Precision & Buffer Swapping

• replaceStorageBuffers (base class) swaps Gaussian/SH buffers and rebuilds the compute bind group while preserving the projected splat buffer and uniforms.
• applyFP16 (dynamic subclass) is a convenience wrapper that replaces buffers, marks both gaussian/color precisions as float16, and refreshes shader metadata.
• setPrecisionForShader rewrites bytes 96–119 of the model params buffer using DataView setters so shaders can decode INT8/UINT8 payloads on demand.

These pathways let the preprocess module run conversion shaders (e.g., convert_precision.wgsl) and then rebind the results without re-instantiating PointCloud.
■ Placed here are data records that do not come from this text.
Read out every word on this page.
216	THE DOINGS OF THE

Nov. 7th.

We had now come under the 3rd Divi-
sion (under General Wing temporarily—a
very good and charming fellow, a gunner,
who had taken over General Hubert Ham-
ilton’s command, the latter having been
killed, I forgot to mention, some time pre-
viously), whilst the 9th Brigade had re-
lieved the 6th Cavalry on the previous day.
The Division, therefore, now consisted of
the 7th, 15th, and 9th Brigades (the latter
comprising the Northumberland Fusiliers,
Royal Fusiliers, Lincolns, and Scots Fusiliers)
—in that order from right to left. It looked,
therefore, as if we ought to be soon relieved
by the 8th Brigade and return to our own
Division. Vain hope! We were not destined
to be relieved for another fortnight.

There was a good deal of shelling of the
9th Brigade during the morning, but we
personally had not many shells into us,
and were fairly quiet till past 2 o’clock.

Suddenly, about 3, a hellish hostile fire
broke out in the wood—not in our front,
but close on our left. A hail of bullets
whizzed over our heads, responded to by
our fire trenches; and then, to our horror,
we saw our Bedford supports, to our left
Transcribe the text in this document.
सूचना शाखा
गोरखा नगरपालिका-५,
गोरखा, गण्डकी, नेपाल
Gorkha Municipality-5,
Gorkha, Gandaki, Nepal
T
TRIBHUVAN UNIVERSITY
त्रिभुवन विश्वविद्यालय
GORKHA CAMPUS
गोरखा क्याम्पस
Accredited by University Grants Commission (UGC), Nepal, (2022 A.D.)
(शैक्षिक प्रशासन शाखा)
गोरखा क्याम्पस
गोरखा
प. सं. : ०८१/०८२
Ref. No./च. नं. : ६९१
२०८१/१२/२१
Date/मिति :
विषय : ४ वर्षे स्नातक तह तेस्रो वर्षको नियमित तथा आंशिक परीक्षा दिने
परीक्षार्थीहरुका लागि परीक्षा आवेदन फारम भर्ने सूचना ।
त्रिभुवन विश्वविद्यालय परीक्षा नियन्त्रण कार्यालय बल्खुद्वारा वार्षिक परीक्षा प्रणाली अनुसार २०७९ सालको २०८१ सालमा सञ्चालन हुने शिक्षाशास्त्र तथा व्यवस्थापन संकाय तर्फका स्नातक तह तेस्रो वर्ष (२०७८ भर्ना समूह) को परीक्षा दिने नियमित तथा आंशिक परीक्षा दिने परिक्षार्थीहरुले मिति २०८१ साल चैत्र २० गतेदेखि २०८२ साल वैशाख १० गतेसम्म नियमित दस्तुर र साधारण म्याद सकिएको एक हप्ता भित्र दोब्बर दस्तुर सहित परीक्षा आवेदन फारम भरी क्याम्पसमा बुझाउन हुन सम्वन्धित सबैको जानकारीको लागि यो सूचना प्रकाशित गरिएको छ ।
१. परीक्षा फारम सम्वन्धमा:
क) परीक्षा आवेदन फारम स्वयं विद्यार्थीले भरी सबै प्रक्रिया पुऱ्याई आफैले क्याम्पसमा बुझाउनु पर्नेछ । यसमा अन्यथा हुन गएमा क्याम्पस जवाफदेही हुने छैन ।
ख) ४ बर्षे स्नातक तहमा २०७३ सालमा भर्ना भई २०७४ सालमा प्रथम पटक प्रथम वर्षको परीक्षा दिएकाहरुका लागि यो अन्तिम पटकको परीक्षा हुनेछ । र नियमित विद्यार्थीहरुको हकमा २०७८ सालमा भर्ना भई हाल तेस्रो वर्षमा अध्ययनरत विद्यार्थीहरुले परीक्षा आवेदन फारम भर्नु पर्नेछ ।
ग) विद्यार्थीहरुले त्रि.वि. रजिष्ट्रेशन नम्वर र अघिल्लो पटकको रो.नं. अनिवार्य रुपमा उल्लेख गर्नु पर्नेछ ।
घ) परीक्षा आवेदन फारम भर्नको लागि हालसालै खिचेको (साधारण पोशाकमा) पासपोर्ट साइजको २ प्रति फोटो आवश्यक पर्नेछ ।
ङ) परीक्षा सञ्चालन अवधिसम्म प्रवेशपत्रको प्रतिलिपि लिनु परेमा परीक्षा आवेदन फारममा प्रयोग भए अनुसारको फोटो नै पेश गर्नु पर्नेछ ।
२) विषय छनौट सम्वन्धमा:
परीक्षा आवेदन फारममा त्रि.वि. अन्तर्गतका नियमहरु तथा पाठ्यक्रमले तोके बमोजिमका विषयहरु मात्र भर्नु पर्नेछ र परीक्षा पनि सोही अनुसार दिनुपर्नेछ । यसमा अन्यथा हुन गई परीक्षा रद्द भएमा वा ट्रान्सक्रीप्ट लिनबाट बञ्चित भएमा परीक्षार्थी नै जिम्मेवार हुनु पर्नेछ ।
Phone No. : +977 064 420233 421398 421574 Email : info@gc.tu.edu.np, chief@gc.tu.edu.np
Resource Lifecycle & Diagnostics

• getSplatBuffer publishes the raw GPU storage plus metadata, which the preprocess module uses to drive compute dispatch sizing.
• Parameter setters (setGaussianScaling, setMaxShDeg, setKernelSize, setOpacityScale, setCutoffScale, setRenderMode) update cached state and reuse updateModelParamsBuffer to flush changes.
• DynamicPointCloud.countBuffer() exposes the optional draw-count buffer so the renderer can configure indirect draws.
• getPerformanceStats surfaces timeline-related telemetry (isPlaying, animation speed, ONNX linkage) for UI overlays or debugging tools.
• dispose currently clears timeline listeners; GPU buffers remain externally owned to avoid double-freeing shared resources.

Data Flow Summary

[GenericGaussianPointCloudTS] ──► PointCloud ctor ──► {gaussianBuffer, shBuffer, splatBuffer}
                                             │
                                             ├─► UniformBuffer (draw)
                                             └─► UniformBuffer (model params)

[ONNX Generator] ──► DynamicPointCloud.update ──► direct GPU writes ──► same bind groups

By standardising buffer lifetimes, bind group layouts, and precision metadata, the point cloud module ensures that IO loaders, ONNX pipelines, preprocess kernels, sorters, and renderers all agree on a single contract, keeping Visionary’s WebGPU stack predictable and extensible.